Simply defined, energy is the capacity to do work. To make helicopters fly, the engine converts potential energy stored in fuel into rotational kinetic energy that powers the rotor system. The rotor then imparts its energy to the air by accelerating it through the disk, in order to create the thrust that provides airspeed and altitude. The rate at which this energy conversion must be done is measured as power required.

When the engine suddenly stops providing power, the rotor begins to feed on its own rotational energy, and RPM begins to drop. The decrease in thrust starts the helicopter descending. Now it is gravity and the act of falling that dictates the transfer of energy. Even in autorotation, the power required to turn the rotor and keep it “in the green” remains about the same as it was in level flight. However, instead of the rotor doing work on the air, it is the air that must do work on the rotor. Therefore, the power required can only be achieved by attaining a certain rate of descent. When the potential energy of altitude and kinetic energy of airspeed is used up, it is the kinetic energy of rotor speed that we will once again convert back to thrust, in the final moments before the touchdown that, without an operating engine, will happen.

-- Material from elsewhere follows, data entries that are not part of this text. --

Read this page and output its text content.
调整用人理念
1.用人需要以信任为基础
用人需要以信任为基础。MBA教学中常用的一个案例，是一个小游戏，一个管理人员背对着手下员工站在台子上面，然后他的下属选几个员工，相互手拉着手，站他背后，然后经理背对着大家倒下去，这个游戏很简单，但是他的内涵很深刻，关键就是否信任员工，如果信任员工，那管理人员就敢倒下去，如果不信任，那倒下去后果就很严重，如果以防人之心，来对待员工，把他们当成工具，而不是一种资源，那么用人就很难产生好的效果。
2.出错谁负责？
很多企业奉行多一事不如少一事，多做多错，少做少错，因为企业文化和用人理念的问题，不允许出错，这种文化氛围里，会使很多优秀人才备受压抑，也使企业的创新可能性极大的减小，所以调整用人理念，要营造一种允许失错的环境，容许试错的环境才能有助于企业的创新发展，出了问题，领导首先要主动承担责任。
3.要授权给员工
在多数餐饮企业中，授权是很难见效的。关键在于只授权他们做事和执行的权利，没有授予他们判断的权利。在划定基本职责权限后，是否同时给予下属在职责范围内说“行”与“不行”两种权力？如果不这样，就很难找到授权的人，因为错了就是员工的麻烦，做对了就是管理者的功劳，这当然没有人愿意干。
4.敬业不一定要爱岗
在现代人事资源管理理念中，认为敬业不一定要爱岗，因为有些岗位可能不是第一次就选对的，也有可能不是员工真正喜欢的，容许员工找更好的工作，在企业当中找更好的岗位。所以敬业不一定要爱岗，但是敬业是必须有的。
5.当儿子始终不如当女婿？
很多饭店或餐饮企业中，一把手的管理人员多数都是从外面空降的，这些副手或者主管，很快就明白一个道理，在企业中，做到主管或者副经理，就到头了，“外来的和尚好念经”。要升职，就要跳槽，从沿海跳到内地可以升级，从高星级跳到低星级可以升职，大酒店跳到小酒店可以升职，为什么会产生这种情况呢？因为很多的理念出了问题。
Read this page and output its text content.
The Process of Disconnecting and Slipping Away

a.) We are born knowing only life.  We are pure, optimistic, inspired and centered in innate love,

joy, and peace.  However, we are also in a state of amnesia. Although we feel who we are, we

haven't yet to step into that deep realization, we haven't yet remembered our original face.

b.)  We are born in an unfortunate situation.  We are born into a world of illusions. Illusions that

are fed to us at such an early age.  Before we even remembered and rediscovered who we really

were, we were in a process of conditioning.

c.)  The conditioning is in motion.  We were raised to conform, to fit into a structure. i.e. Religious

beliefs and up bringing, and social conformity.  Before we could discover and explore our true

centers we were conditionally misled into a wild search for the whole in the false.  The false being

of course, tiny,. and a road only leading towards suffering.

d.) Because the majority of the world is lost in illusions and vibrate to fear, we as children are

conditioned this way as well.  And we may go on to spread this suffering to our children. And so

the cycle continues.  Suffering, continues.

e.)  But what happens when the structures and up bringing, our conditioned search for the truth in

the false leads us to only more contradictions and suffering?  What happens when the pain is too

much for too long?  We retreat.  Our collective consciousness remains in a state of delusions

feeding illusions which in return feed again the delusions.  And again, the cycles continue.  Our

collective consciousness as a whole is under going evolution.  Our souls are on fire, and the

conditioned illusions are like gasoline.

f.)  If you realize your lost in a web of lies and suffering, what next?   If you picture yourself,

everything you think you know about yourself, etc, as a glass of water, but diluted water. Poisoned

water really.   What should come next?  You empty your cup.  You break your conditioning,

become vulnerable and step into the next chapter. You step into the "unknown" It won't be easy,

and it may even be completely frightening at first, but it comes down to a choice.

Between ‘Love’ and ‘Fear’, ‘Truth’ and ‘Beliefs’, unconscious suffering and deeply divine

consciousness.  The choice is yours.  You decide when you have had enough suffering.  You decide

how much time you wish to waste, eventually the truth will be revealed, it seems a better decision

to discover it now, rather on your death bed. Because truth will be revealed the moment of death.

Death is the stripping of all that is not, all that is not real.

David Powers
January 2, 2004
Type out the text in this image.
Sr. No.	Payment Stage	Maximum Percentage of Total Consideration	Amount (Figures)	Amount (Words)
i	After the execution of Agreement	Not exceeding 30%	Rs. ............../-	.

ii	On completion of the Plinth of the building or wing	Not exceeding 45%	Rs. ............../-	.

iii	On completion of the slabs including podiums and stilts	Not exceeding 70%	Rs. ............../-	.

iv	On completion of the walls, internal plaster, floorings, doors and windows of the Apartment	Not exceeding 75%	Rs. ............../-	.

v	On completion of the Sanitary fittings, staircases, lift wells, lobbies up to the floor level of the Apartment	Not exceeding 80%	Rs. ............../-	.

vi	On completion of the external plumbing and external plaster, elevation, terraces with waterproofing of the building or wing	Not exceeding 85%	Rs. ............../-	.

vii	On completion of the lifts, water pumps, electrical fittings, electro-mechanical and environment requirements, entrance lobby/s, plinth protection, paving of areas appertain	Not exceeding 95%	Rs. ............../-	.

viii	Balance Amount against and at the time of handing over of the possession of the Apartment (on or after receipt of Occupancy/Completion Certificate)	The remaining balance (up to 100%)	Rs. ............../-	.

With training and physics on our side, the odds are good that our touchdown will be successful; but sometimes fate and physics work against us. This is why engineers and test pilots have brought us the Height Velocity (H-V) diagram, or “Dead Man’s Curve.” While every pilot should know they don’t want to be caught in it when the engine goes silent, also knowing the basis for it can be helpful.

The H-V diagram starts off as a mathematical estimate by designers, who compute the inertial properties of the rotor as well as its torque requirements at certain speeds, weights and lift coefficients. This gives an idea of the time it would take for the rotor to decay to an unrecoverable RPM under certain conditions. Armed with this, they first calculate, then very cautiously confirm key points on the curve with an incremental buildup of flight testing.

The “knee” of the curve is the first of three points, and is of particular importance when building the avoid area. It is defined by a “critical” speed (Vcr), above which an autorotative landing can be made at any height. Surprisingly, for most helicopters the height at which this point occurs (hcr) remains approximately the same, between 80-100 feet. The second key point is the high hover point. This is the point at which one can expect to achieve steady autorotation and adequately flare to a safe landing from a zero airspeed condition. The third point is the low hover point. This point is dictated by the energy absorbing qualities of the landing gear and rotor inertia, since RPM will be decaying all the way to the ground. As speed increases from this point along the curve to Vcr, any flare will be ineffective and only add little, if any, energy to the rotor, bumping the height up to hcr.

It’s helpful to know the conditions dictated during H-V testing, as they are not always listed on the chart. For FAA certification purposes, the curve is usually developed in little, if any wind, at max gross weight and high density altitude conditions. There is a 1-second delay by the pilot before applying corrective action when demonstrating points along the curve above the knee, and no delay when demonstrating points below it. (Some military specs use 2 seconds all around!). All points are demonstrated from level flight, and therefore may be conservative in a descent, but overly hopeful if in a climb, when the failure occurs. In fact, variables such as pilot reaction time, actual aircraft weight, CG, technique, etc., will cause the H-V diagram to grow or shrink depending on the conditions you are at on that fateful day when things get quiet, so “your mileage may vary.”

One thing that cannot be over-stressed is that no matter how good the pilot, the deeper you are into the “avoid” area at the time of failure, the larger the mess will be when you reach the ground. The laws of physics cannot be outwitted, so respect and manage them the best you can.